The box was in good shape so I decided to appropriate it (plus I was, naturally, curious, despite my fear of anything connected to that attic), and in doing so I discovered what the “sad things” were: old toys, left behind in a bedraggled heap. They were sad to see, and to wonder about. It’s possible they weren’t necessarily “haunted” things, imbued with mystery and tragedy; it’s possible that the little girl who once lived here simply outgrew them, shoved them away, forgot about them. But that’s a little haunting all by itself. One way or another, that little girl is gone.

Sad, yes, and yet there’s still something almost comforting about being haunted by the past, because that means it’s not completely gone. In ghost stories, even the most malevolent ghosts are usually after avenging a past wrong, fixing an injustice from long ago. Appease them, and all’s well. How do you fix injustice happening right now, when there’s just so damn much of it? I suppose it’s a situation like getting yourself into a new old house. It’s never finished. Plaster the cracks in the walls, now your walls look shitty. Sand and prime and paint the walls, now the floors and ceiling need work. Do those and realize the windows are broken, the toilets don’t flush properly, the siding is falling off, mice are getting in, and the wrecked-up crazy-relative room is still wrecked-up and you might be the one becoming crazy. You don’t fix everything. You aren’t a ghost or a greedy mask-wearing fiend; you don’t have just one single-minded pursuit. You have a life, right now, in the present, so you keep doing what needs to be done.
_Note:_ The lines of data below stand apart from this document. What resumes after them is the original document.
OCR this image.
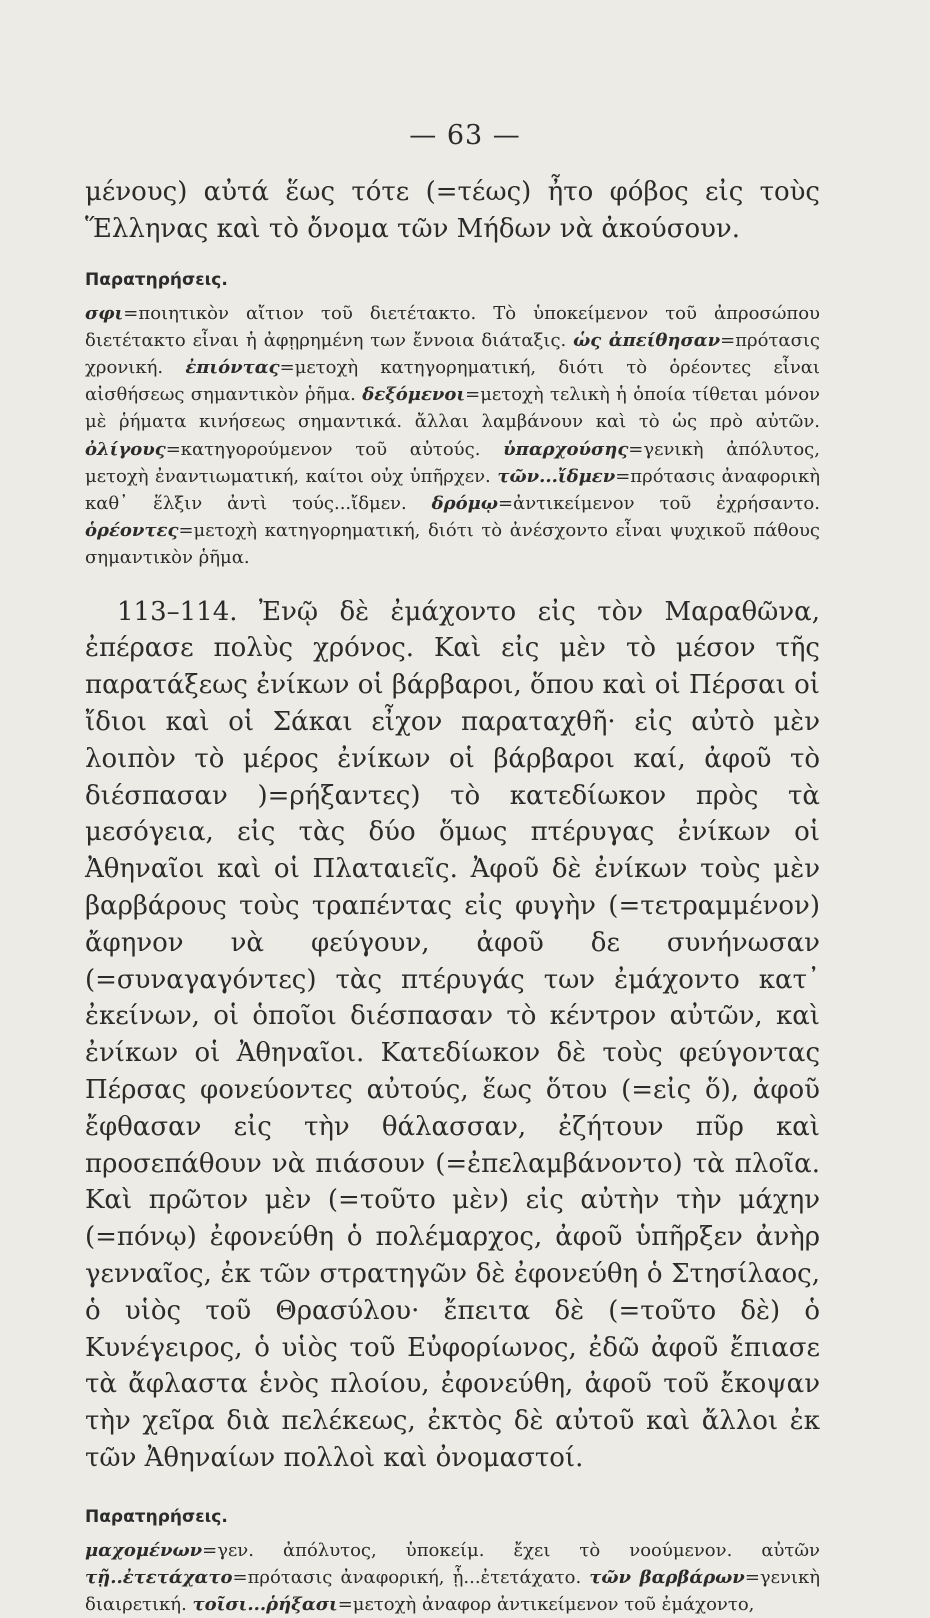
— 63 —

μένους) αὐτά ἕως τότε (=τέως) ἦτο φόβος εἰς τοὺς Ἕλληνας καὶ τὸ ὄνομα τῶν Μήδων νὰ ἀκούσουν.

Παρατηρήσεις.

σφι=ποιητικὸν αἴτιον τοῦ διετέτακτο. Τὸ ὑποκείμενον τοῦ ἀπροσώπου διετέτακτο εἶναι ἡ ἀφῃρημένη των ἔννοια διάταξις. ὡς ἀπείθησαν=πρότασις χρονική. ἐπιόντας=μετοχὴ κατηγορηματική, διότι τὸ ὁρέοντες εἶναι αἰσθήσεως σημαντικὸν ῥῆμα. δεξόμενοι=μετοχὴ τελικὴ ἡ ὁποία τίθεται μόνον μὲ ῥήματα κινήσεως σημαντικά. ἄλλαι λαμβάνουν καὶ τὸ ὡς πρὸ αὐτῶν. ὀλίγους=κατηγορούμενον τοῦ αὐτούς. ὑπαρχούσης=γενικὴ ἀπόλυτος, μετοχὴ ἐναντιωματική, καίτοι οὐχ ὑπῆρχεν. τῶν...ἴδμεν=πρότασις ἀναφορικὴ καθ᾽ ἕλξιν ἀντὶ τούς...ἴδμεν. δρόμῳ=ἀντικείμενον τοῦ ἐχρήσαντο. ὁρέοντες=μετοχὴ κατηγορηματική, διότι τὸ ἀνέσχοντο εἶναι ψυχικοῦ πάθους σημαντικὸν ῥῆμα.

113–114. Ἐνῷ δὲ ἐμάχοντο εἰς τὸν Μαραθῶνα, ἐπέρασε πολὺς χρόνος. Καὶ εἰς μὲν τὸ μέσον τῆς παρατάξεως ἐνίκων οἱ βάρβαροι, ὅπου καὶ οἱ Πέρσαι οἱ ἴδιοι καὶ οἱ Σάκαι εἶχον παραταχθῆ· εἰς αὐτὸ μὲν λοιπὸν τὸ μέρος ἐνίκων οἱ βάρβαροι καί, ἀφοῦ τὸ διέσπασαν )=ρήξαντες) τὸ κατεδίωκον πρὸς τὰ μεσόγεια, εἰς τὰς δύο ὅμως πτέρυγας ἐνίκων οἱ Ἀθηναῖοι καὶ οἱ Πλαταιεῖς. Ἀφοῦ δὲ ἐνίκων τοὺς μὲν βαρβάρους τοὺς τραπέντας εἰς φυγὴν (=τετραμμένον) ἄφηνον νὰ φεύγουν, ἀφοῦ δε συνήνωσαν (=συναγαγόντες) τὰς πτέρυγάς των ἐμάχοντο κατ᾽ ἐκείνων, οἱ ὁποῖοι διέσπασαν τὸ κέντρον αὐτῶν, καὶ ἐνίκων οἱ Ἀθηναῖοι. Κατεδίωκον δὲ τοὺς φεύγοντας Πέρσας φονεύοντες αὐτούς, ἕως ὅτου (=εἰς ὅ), ἀφοῦ ἔφθασαν εἰς τὴν θάλασσαν, ἐζήτουν πῦρ καὶ προσεπάθουν νὰ πιάσουν (=ἐπελαμβάνοντο) τὰ πλοῖα. Καὶ πρῶτον μὲν (=τοῦτο μὲν) εἰς αὐτὴν τὴν μάχην (=πόνῳ) ἐφονεύθη ὁ πολέμαρχος, ἀφοῦ ὑπῆρξεν ἀνὴρ γενναῖος, ἐκ τῶν στρατηγῶν δὲ ἐφονεύθη ὁ Στησίλαος, ὁ υἱὸς τοῦ Θρασύλου· ἔπειτα δὲ (=τοῦτο δὲ) ὁ Κυνέγειρος, ὁ υἱὸς τοῦ Εὐφορίωνος, ἐδῶ ἀφοῦ ἔπιασε τὰ ἄφλαστα ἑνὸς πλοίου, ἐφονεύθη, ἀφοῦ τοῦ ἔκοψαν τὴν χεῖρα διὰ πελέκεως, ἐκτὸς δὲ αὐτοῦ καὶ ἄλλοι ἐκ τῶν Ἀθηναίων πολλοὶ καὶ ὀνομαστοί.

Παρατηρήσεις.

μαχομένων=γεν. ἀπόλυτος, ὑποκείμ. ἔχει τὸ νοούμενον. αὐτῶν τῇ..ἐτετάχατο=πρότασις ἀναφορική, ᾗ...ἐτετάχατο. τῶν βαρβάρων=γενικὴ διαιρετική. τοῖσι...ῥήξασι=μετοχὴ ἀναφορ ἀντικείμενον τοῦ ἐμάχοντο,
Incidentally, I put the sad toys in a plastic garbage bag in the junk pile so I could use the box. The next day I discovered that the bag had tipped over and one of the dolls had fallen out. It lay face down, arms stretched out, reaching forward, it seemed, toward the house. I am sure the wind or some wild animal knocked the bag over, just as sure as I am that there’s no such thing as ghosts. You can also be sure that I shoved the thing back in the bag and hid the bag behind a lot of very heavy things, and if I see that doll again I’m calling The Mystery Machine over.